Le Comité de suivi des retraites tire la sonnette d'alarme et réclame, une nouvelle fois, de désindexer les pensions jusqu'en 2030. Une piste qui revient à faire payer les retraités plutôt qu'à s'attaquer au vrai problème : une dépense publique hors de contrôle. Il est temps d'ouvrir les yeux.
14 %
C'est la part des retraites dans le PIB français — la plus élevée de l'Union européenne, loin devant l'Allemagne (10 %) ou les Pays-Bas (7 %).
La désindexation : une taxe déguisée sur ceux qui ont cotisé toute leur vie
Le Comité de suivi des retraites est une instance sérieuse, composée d'experts compétents. Mais sa proposition phare — ne pas revaloriser les pensions sur l'inflation jusqu'en 2030 — mérite qu'on l'appelle par son vrai nom : une ponction déguisée sur le pouvoir d'achat des retraités. Autrement dit, une taxe.
Concrètement, si l'inflation tourne autour de 2 % par an jusqu'en 2030, un retraité touchant 1 500 euros par mois perdrait l'équivalent de près de 150 euros de pouvoir d'achat annuel à horizon 2030. Multiplié par les 17 millions de retraités français, on comprend l'ampleur du sacrifice demandé.

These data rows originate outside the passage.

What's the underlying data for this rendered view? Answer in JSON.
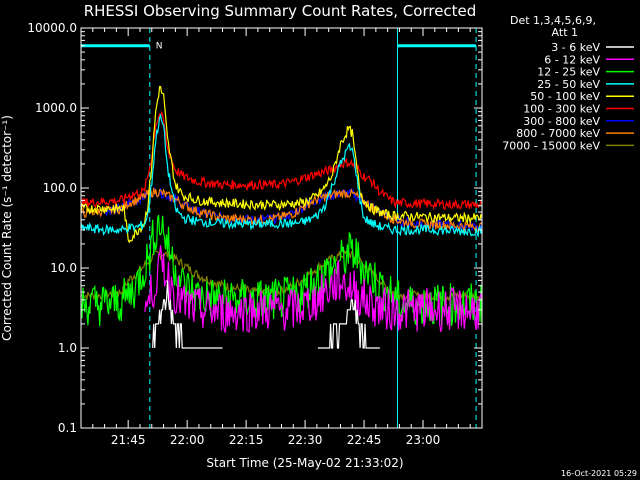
{
  "chart_data": {
    "type": "line",
    "title": "RHESSI Observing Summary Count Rates, Corrected",
    "xlabel": "Start Time (25-May-02 21:33:02)",
    "ylabel": "Corrected Count Rate (s⁻¹ detector⁻¹)",
    "y_scale": "log",
    "ylim": [
      0.1,
      10000
    ],
    "y_ticks": [
      "0.1",
      "1.0",
      "10.0",
      "100.0",
      "1000.0",
      "10000.0"
    ],
    "x_range_minutes": [
      0,
      102
    ],
    "x_ticks": [
      {
        "label": "21:45",
        "minute": 12
      },
      {
        "label": "22:00",
        "minute": 27
      },
      {
        "label": "22:15",
        "minute": 42
      },
      {
        "label": "22:30",
        "minute": 57
      },
      {
        "label": "22:45",
        "minute": 72
      },
      {
        "label": "23:00",
        "minute": 87
      }
    ],
    "legend_header": [
      "Det 1,3,4,5,6,9,",
      "Att 1"
    ],
    "legend_position": "right",
    "flag_label": "N",
    "flags": {
      "night_segments_minutes": [
        [
          0,
          17.5
        ],
        [
          80.5,
          100.5
        ]
      ],
      "vertical_markers_minutes": [
        0,
        17.5,
        80.5,
        100.5
      ],
      "flag_level": 6000
    },
    "timestamp": "16-Oct-2021 05:29",
    "x": [
      0,
      6,
      10,
      11,
      12,
      14,
      16,
      17,
      18,
      19,
      20,
      21,
      22,
      24,
      26,
      30,
      36,
      44,
      50,
      54,
      56,
      58,
      60,
      62,
      64,
      66,
      68,
      69,
      70,
      71,
      72,
      74,
      76,
      78,
      80,
      82,
      85,
      90,
      95,
      100,
      102
    ],
    "series": [
      {
        "name": "3 - 6 keV",
        "color": "#ffffff",
        "values": [
          null,
          null,
          null,
          null,
          null,
          null,
          null,
          null,
          1.0,
          1.2,
          1.8,
          3.0,
          5.0,
          1.8,
          1.0,
          1.0,
          1.0,
          null,
          null,
          null,
          null,
          null,
          1.0,
          1.0,
          1.2,
          1.8,
          3.0,
          3.5,
          2.5,
          1.8,
          1.2,
          1.0,
          1.0,
          null,
          null,
          null,
          null,
          null,
          null,
          null,
          null
        ]
      },
      {
        "name": "6 - 12 keV",
        "color": "#ff00ff",
        "values": [
          null,
          null,
          null,
          null,
          null,
          null,
          3.0,
          3.5,
          5.0,
          7.0,
          10.0,
          11.0,
          8.0,
          5.0,
          3.5,
          3.0,
          2.8,
          3.0,
          3.0,
          3.0,
          3.2,
          3.6,
          4.0,
          5.0,
          6.0,
          7.0,
          6.0,
          5.5,
          5.0,
          4.5,
          4.0,
          3.5,
          3.2,
          3.0,
          3.0,
          3.0,
          3.0,
          3.0,
          3.0,
          3.0,
          3.0
        ]
      },
      {
        "name": "12 - 25 keV",
        "color": "#00ff00",
        "values": [
          3.5,
          3.5,
          3.8,
          4.0,
          4.5,
          6.0,
          10.0,
          13.0,
          20.0,
          30.0,
          38.0,
          30.0,
          20.0,
          10.0,
          6.0,
          4.5,
          4.0,
          4.0,
          4.0,
          4.3,
          5.0,
          6.0,
          7.0,
          8.5,
          10.0,
          12.0,
          15.0,
          16.0,
          14.0,
          12.0,
          10.0,
          8.0,
          6.0,
          5.0,
          4.0,
          3.5,
          3.5,
          3.5,
          3.5,
          3.5,
          3.5
        ]
      },
      {
        "name": "25 - 50 keV",
        "color": "#00ffff",
        "values": [
          32,
          30,
          30,
          30,
          32,
          32,
          35,
          45,
          120,
          400,
          760,
          600,
          180,
          55,
          42,
          38,
          36,
          35,
          36,
          36,
          37,
          40,
          45,
          60,
          110,
          200,
          320,
          300,
          160,
          70,
          42,
          36,
          33,
          31,
          30,
          30,
          30,
          30,
          29,
          29,
          29
        ]
      },
      {
        "name": "50 - 100 keV",
        "color": "#ffff00",
        "values": [
          55,
          56,
          55,
          55,
          22,
          28,
          36,
          60,
          200,
          900,
          1800,
          1400,
          400,
          110,
          80,
          70,
          65,
          62,
          62,
          64,
          65,
          70,
          80,
          100,
          150,
          350,
          550,
          480,
          200,
          90,
          70,
          55,
          50,
          46,
          45,
          45,
          44,
          43,
          42,
          42,
          42
        ]
      },
      {
        "name": "100 - 300 keV",
        "color": "#ff0000",
        "values": [
          65,
          68,
          70,
          72,
          80,
          85,
          90,
          140,
          250,
          620,
          840,
          700,
          310,
          170,
          140,
          120,
          110,
          110,
          110,
          120,
          130,
          140,
          150,
          160,
          170,
          200,
          210,
          200,
          180,
          160,
          140,
          120,
          90,
          75,
          65,
          65,
          64,
          63,
          62,
          62,
          62
        ]
      },
      {
        "name": "300 - 800 keV",
        "color": "#0000ff",
        "values": [
          null,
          52,
          55,
          58,
          65,
          70,
          78,
          84,
          88,
          90,
          88,
          85,
          80,
          72,
          62,
          50,
          42,
          40,
          42,
          48,
          56,
          64,
          72,
          78,
          82,
          86,
          86,
          84,
          80,
          74,
          68,
          58,
          50,
          45,
          40,
          38,
          36,
          35,
          34,
          33,
          33
        ]
      },
      {
        "name": "800 - 7000 keV",
        "color": "#ff7f00",
        "values": [
          48,
          52,
          55,
          58,
          65,
          70,
          78,
          84,
          88,
          90,
          88,
          85,
          80,
          72,
          62,
          50,
          42,
          40,
          42,
          48,
          56,
          64,
          72,
          78,
          82,
          86,
          86,
          84,
          80,
          74,
          68,
          58,
          50,
          45,
          40,
          38,
          36,
          35,
          34,
          33,
          33
        ]
      },
      {
        "name": "7000 - 15000 keV",
        "color": "#808000",
        "values": [
          4.5,
          4.6,
          5.0,
          5.5,
          7.0,
          8.5,
          10.5,
          12.0,
          13.5,
          14.5,
          15.0,
          15.0,
          14.5,
          13.0,
          11.0,
          8.0,
          6.0,
          5.0,
          5.0,
          6.0,
          7.0,
          8.5,
          10.0,
          11.5,
          13.0,
          14.5,
          15.0,
          14.5,
          13.5,
          12.0,
          10.5,
          8.5,
          7.0,
          5.5,
          4.8,
          4.6,
          4.5,
          4.5,
          4.5,
          4.5,
          4.5
        ]
      }
    ]
  }
}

Je ne dis pas que le système des retraites n'a pas de problème. Il en a. La situation est même, selon les propres mots du Comité, « alarmante ». Mais pointer systématiquement vers les bénéficiaires du système en leur demandant de serrer la ceinture, sans jamais questionner sérieusement le niveau de dépenses de l'État, c'est soigner le symptôme en aggravant la maladie.

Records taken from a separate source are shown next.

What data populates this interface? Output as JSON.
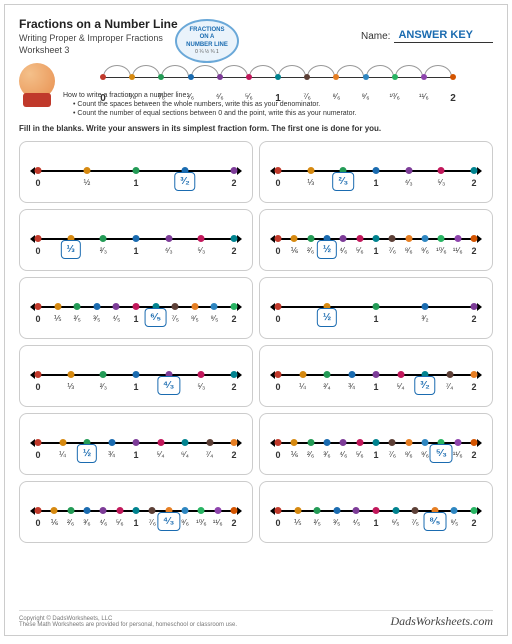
{
  "header": {
    "title": "Fractions on a Number Line",
    "subtitle": "Writing Proper & Improper Fractions",
    "worksheet": "Worksheet 3",
    "name_label": "Name:",
    "answer_key": "ANSWER KEY"
  },
  "badge": {
    "l1": "FRACTIONS",
    "l2": "ON A",
    "l3": "NUMBER LINE",
    "mini": "0 ¼ ½ ¾ 1"
  },
  "intro": {
    "howto": "How to write a fraction on a number line:",
    "b1": "Count the spaces between the whole numbers, write this as your denominator.",
    "b2": "Count the number of equal sections between 0 and the point, write this as your numerator."
  },
  "instructions": "Fill in the blanks. Write your answers in its simplest fraction form. The first one is done for you.",
  "colors": [
    "#c0392b",
    "#d68910",
    "#239b56",
    "#1a6bb0",
    "#7d3c98",
    "#c2185b",
    "#00838f",
    "#5d4037",
    "#e67e22",
    "#2e86c1",
    "#28b463",
    "#8e44ad",
    "#d35400"
  ],
  "demo": {
    "labels": [
      "0",
      "⅙",
      "²⁄₆",
      "³⁄₆",
      "⁴⁄₆",
      "⁵⁄₆",
      "1",
      "⁷⁄₆",
      "⁸⁄₆",
      "⁹⁄₆",
      "¹⁰⁄₆",
      "¹¹⁄₆",
      "2"
    ]
  },
  "problems": [
    {
      "labels": [
        "0",
        "½",
        "1",
        "",
        "2"
      ],
      "answer": "³⁄₂",
      "answer_idx": 3,
      "count": 5
    },
    {
      "labels": [
        "0",
        "⅓",
        "",
        "1",
        "⁴⁄₃",
        "⁵⁄₃",
        "2"
      ],
      "answer": "²⁄₃",
      "answer_idx": 2,
      "count": 7
    },
    {
      "labels": [
        "0",
        "",
        "²⁄₃",
        "1",
        "⁴⁄₃",
        "⁵⁄₃",
        "2"
      ],
      "answer": "⅓",
      "answer_idx": 1,
      "count": 7
    },
    {
      "labels": [
        "0",
        "⅙",
        "²⁄₆",
        "",
        "⁴⁄₆",
        "⁵⁄₆",
        "1",
        "⁷⁄₆",
        "⁸⁄₆",
        "⁹⁄₆",
        "¹⁰⁄₆",
        "¹¹⁄₆",
        "2"
      ],
      "answer": "½",
      "answer_idx": 3,
      "count": 13
    },
    {
      "labels": [
        "0",
        "⅕",
        "²⁄₅",
        "³⁄₅",
        "⁴⁄₅",
        "1",
        "",
        "⁷⁄₅",
        "⁸⁄₅",
        "⁹⁄₅",
        "2"
      ],
      "answer": "⁶⁄₅",
      "answer_idx": 6,
      "count": 11
    },
    {
      "labels": [
        "0",
        "",
        "1",
        "³⁄₂",
        "2"
      ],
      "answer": "½",
      "answer_idx": 1,
      "count": 5
    },
    {
      "labels": [
        "0",
        "⅓",
        "²⁄₃",
        "1",
        "",
        "⁵⁄₃",
        "2"
      ],
      "answer": "⁴⁄₃",
      "answer_idx": 4,
      "count": 7
    },
    {
      "labels": [
        "0",
        "¼",
        "²⁄₄",
        "¾",
        "1",
        "⁵⁄₄",
        "",
        "⁷⁄₄",
        "2"
      ],
      "answer": "³⁄₂",
      "answer_idx": 6,
      "count": 9
    },
    {
      "labels": [
        "0",
        "¼",
        "",
        "¾",
        "1",
        "⁵⁄₄",
        "⁶⁄₄",
        "⁷⁄₄",
        "2"
      ],
      "answer": "½",
      "answer_idx": 2,
      "count": 9
    },
    {
      "labels": [
        "0",
        "⅙",
        "²⁄₆",
        "³⁄₆",
        "⁴⁄₆",
        "⁵⁄₆",
        "1",
        "⁷⁄₆",
        "⁸⁄₆",
        "⁹⁄₆",
        "",
        "¹¹⁄₆",
        "2"
      ],
      "answer": "⁵⁄₃",
      "answer_idx": 10,
      "count": 13
    },
    {
      "labels": [
        "0",
        "⅙",
        "²⁄₆",
        "³⁄₆",
        "⁴⁄₆",
        "⁵⁄₆",
        "1",
        "⁷⁄₆",
        "",
        "⁹⁄₆",
        "¹⁰⁄₆",
        "¹¹⁄₆",
        "2"
      ],
      "answer": "⁴⁄₃",
      "answer_idx": 8,
      "count": 13
    },
    {
      "labels": [
        "0",
        "⅕",
        "²⁄₅",
        "³⁄₅",
        "⁴⁄₅",
        "1",
        "⁶⁄₅",
        "⁷⁄₅",
        "",
        "⁹⁄₅",
        "2"
      ],
      "answer": "⁸⁄₅",
      "answer_idx": 8,
      "count": 11
    }
  ],
  "footer": {
    "copyright": "Copyright © DadsWorksheets, LLC",
    "note": "These Math Worksheets are provided for personal, homeschool or classroom use.",
    "brand": "DadsWorksheets.com"
  }
}
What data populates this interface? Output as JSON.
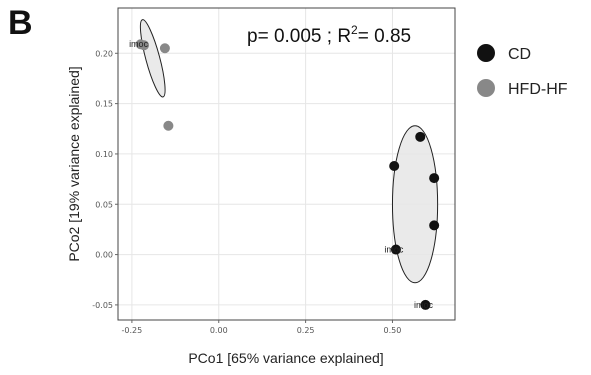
{
  "panel_label": "B",
  "chart_data": {
    "type": "scatter",
    "xlabel": "PCo1 [65% variance explained]",
    "ylabel": "PCo2 [19% variance explained]",
    "xlim": [
      -0.29,
      0.68
    ],
    "ylim": [
      -0.065,
      0.245
    ],
    "xticks": [
      -0.25,
      0.0,
      0.25,
      0.5
    ],
    "xtick_labels": [
      "-0.25",
      "0.00",
      "0.25",
      "0.50"
    ],
    "yticks": [
      -0.05,
      0.0,
      0.05,
      0.1,
      0.15,
      0.2
    ],
    "ytick_labels": [
      "-0.05",
      "0.00",
      "0.05",
      "0.10",
      "0.15",
      "0.20"
    ],
    "grid": true,
    "legend_position": "right",
    "stat_annotation": {
      "p_text": "p= 0.005 ; R",
      "r2_sup": "2",
      "r2_text": "= 0.85"
    },
    "series": [
      {
        "name": "CD",
        "color": "#111111",
        "points": [
          {
            "x": 0.58,
            "y": 0.117
          },
          {
            "x": 0.505,
            "y": 0.088
          },
          {
            "x": 0.62,
            "y": 0.076
          },
          {
            "x": 0.62,
            "y": 0.029
          },
          {
            "x": 0.51,
            "y": 0.005
          },
          {
            "x": 0.595,
            "y": -0.05
          }
        ],
        "ellipse": {
          "cx": 0.565,
          "cy": 0.05,
          "rx": 0.065,
          "ry": 0.078,
          "angle": 0
        }
      },
      {
        "name": "HFD-HF",
        "color": "#888888",
        "points": [
          {
            "x": -0.225,
            "y": 0.209
          },
          {
            "x": -0.215,
            "y": 0.208
          },
          {
            "x": -0.155,
            "y": 0.205
          },
          {
            "x": -0.145,
            "y": 0.128
          }
        ],
        "ellipse": {
          "cx": -0.19,
          "cy": 0.195,
          "rx": 0.115,
          "ry": 0.02,
          "angle": 75
        }
      }
    ],
    "point_labels": [
      {
        "text": "imoc",
        "x": -0.225,
        "y": 0.209
      },
      {
        "text": "imoc",
        "x": 0.51,
        "y": 0.005
      },
      {
        "text": "imoc",
        "x": 0.595,
        "y": -0.05
      }
    ]
  }
}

Les retraités d'aujourd'hui ont cotisé pendant 40 ans sur la promesse d'une pension indexée. Revenir sur cet engagement, c'est une forme de défaut. Discret, politiquement pratique, mais réel.
La vraie question : pourquoi coûtons-nous si cher ?
Force est de constater que la France dépense plus pour ses retraites que n'importe quel autre pays comparable. 14 % du PIB, contre 10 % en Allemagne et à peine 7 % aux Pays-Bas. L'écart n'est pas une fatalité : il est le résultat de décennies de promesses non financées, de régimes spéciaux jalousement préservés et d'un âge légal de départ longtemps maintenu sous la pression de la rue plutôt que dicté par la logique démographique.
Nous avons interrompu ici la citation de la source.